Definitions[]
Mobile code is
| “ | software that is transmitted from a remote system to be executed on a local system, typically without the user's explicit instruction.[1] | ” |
| “ | software programs or parts of programs obtained from remote information systems, transmitted across a network, and executed on a local information system without explicit installation or execution by the recipient.[2] | ” |
| “ | [a] program (e.g., script, macro, or other portable instruction) that can be shipped unchanged to a heterogeneous collection of platforms and executed with identical semantics.[3] | ” |
Overview[]
Mobile code has become a popular way of writing programs that can be used by many different operating systems and applications, such as Web browsers and e-mail clients. Although mobile code is typically benign, attackers have learned that malicious mobile code can be an effective way of attacking systems, as well as a good mechanism for transmitting viruses, worms, and Trojan horses to users' workstations.
Malicious mobile code[]
Malicious mobile code
| “ | is software that is transmitted from a remote computer to be run on the local computer for malicious purposes, typically without the user’s explicit instruction or knowledge.[4] | ” |
Malicious mobile code differs significantly from viruses and worms in that it does not infect files or attempt to propagate itself.

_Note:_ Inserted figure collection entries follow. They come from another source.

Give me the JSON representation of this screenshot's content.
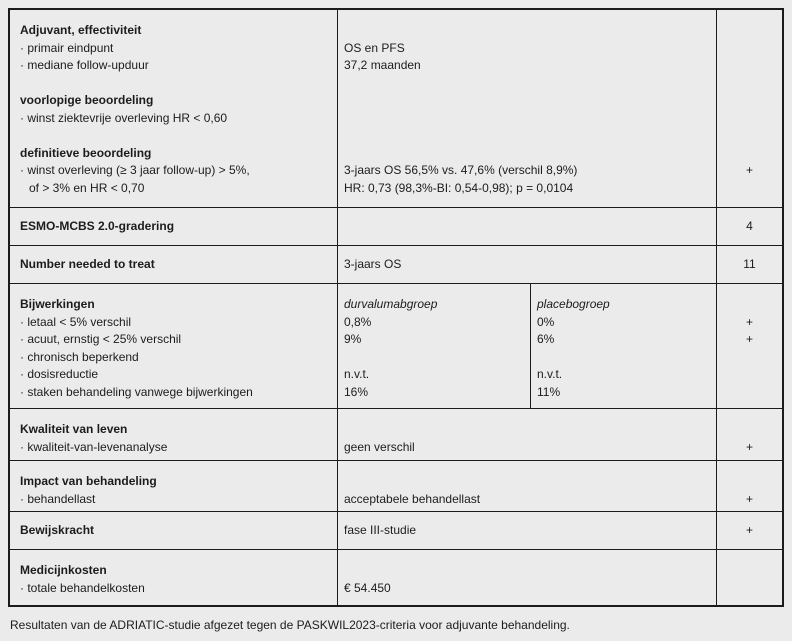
{
  "page": {
    "background_color": "#ebebeb",
    "border_color": "#1b1b1b",
    "text_color": "#1c1c1c",
    "caption": "Resultaten van de ADRIATIC-studie afgezet tegen de PASKWIL2023-criteria voor adjuvante behandeling."
  },
  "table": {
    "rows": [
      {
        "name": "effectiviteit",
        "criteria": [
          "Adjuvant, effectiviteit",
          "· primair eindpunt",
          "· mediane follow-upduur",
          "",
          "voorlopige beoordeling",
          "· winst ziektevrije overleving HR < 0,60",
          "",
          "definitieve beoordeling",
          "· winst overleving (≥ 3 jaar follow-up) > 5%,",
          "of > 3% en HR < 0,70"
        ],
        "values": [
          "",
          "OS en PFS",
          "37,2 maanden",
          "",
          "",
          "",
          "",
          "",
          "3-jaars OS 56,5% vs. 47,6% (verschil 8,9%)",
          "HR: 0,73 (98,3%-BI: 0,54-0,98); p = 0,0104"
        ],
        "score": "+"
      },
      {
        "name": "esmo-mcbs",
        "criteria": "ESMO-MCBS 2.0-gradering",
        "value": "",
        "score": "4"
      },
      {
        "name": "number-needed-to-treat",
        "criteria": "Number needed to treat",
        "value": "3-jaars OS",
        "score": "11"
      },
      {
        "name": "bijwerkingen",
        "criteria": [
          "Bijwerkingen",
          "· letaal < 5% verschil",
          "· acuut, ernstig < 25% verschil",
          "· chronisch beperkend",
          "· dosisreductie",
          "· staken behandeling vanwege bijwerkingen"
        ],
        "durvalumab": [
          "durvalumabgroep",
          "0,8%",
          "9%",
          "",
          "n.v.t.",
          "16%"
        ],
        "placebo": [
          "placebogroep",
          "0%",
          "6%",
          "",
          "n.v.t.",
          "11%"
        ],
        "scores": [
          "+",
          "+"
        ]
      },
      {
        "name": "kwaliteit-van-leven",
        "criteria": [
          "Kwaliteit van leven",
          "· kwaliteit-van-levenanalyse"
        ],
        "values": [
          "",
          "geen verschil"
        ],
        "score": "+"
      },
      {
        "name": "impact-van-behandeling",
        "criteria": [
          "Impact van behandeling",
          "· behandellast"
        ],
        "values": [
          "",
          "acceptabele behandellast"
        ],
        "score": "+"
      },
      {
        "name": "bewijskracht",
        "criteria": "Bewijskracht",
        "value": "fase III-studie",
        "score": "+"
      },
      {
        "name": "medicijnkosten",
        "criteria": [
          "Medicijnkosten",
          "· totale behandelkosten"
        ],
        "values": [
          "",
          "€ 54.450"
        ],
        "score": ""
      }
    ]
  }
}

Instead of exploiting particular vulnerabilities, it often affects systems by taking advantage of the default privileges granted to mobile code. Popular languages for malicious mobile code include Java, ActiveX, JavaScript, and VBScript. One of the best-known examples of malicious mobile code is Nimda, which used JavaScript.
Security measures[]
Applications such as Web browsers and e-mail clients can be configured to permit only the required forms of mobile code (e.g., JavaScript, ActiveX, Java) and to run mobile code only from particular locations (i.e., internal websites only). This can be effective at stopping some instances of malicious mobile code, but may also impact the functionality of benign websites. Web content filtering software can also be deployed to monitor Web-related network activity and block certain types of mobile code from untrusted locations.
References[]
- ↑ See NIST Special Publication 800-28.
- ↑ NIST Special Publication 800-18, at 35.
- ↑ Framework for Improving Critical Infrastructure Cybersecurity, Version 1.1, App. B, at 46.
- ↑ NIST Special Publication 800-69, at 3-22 n.45.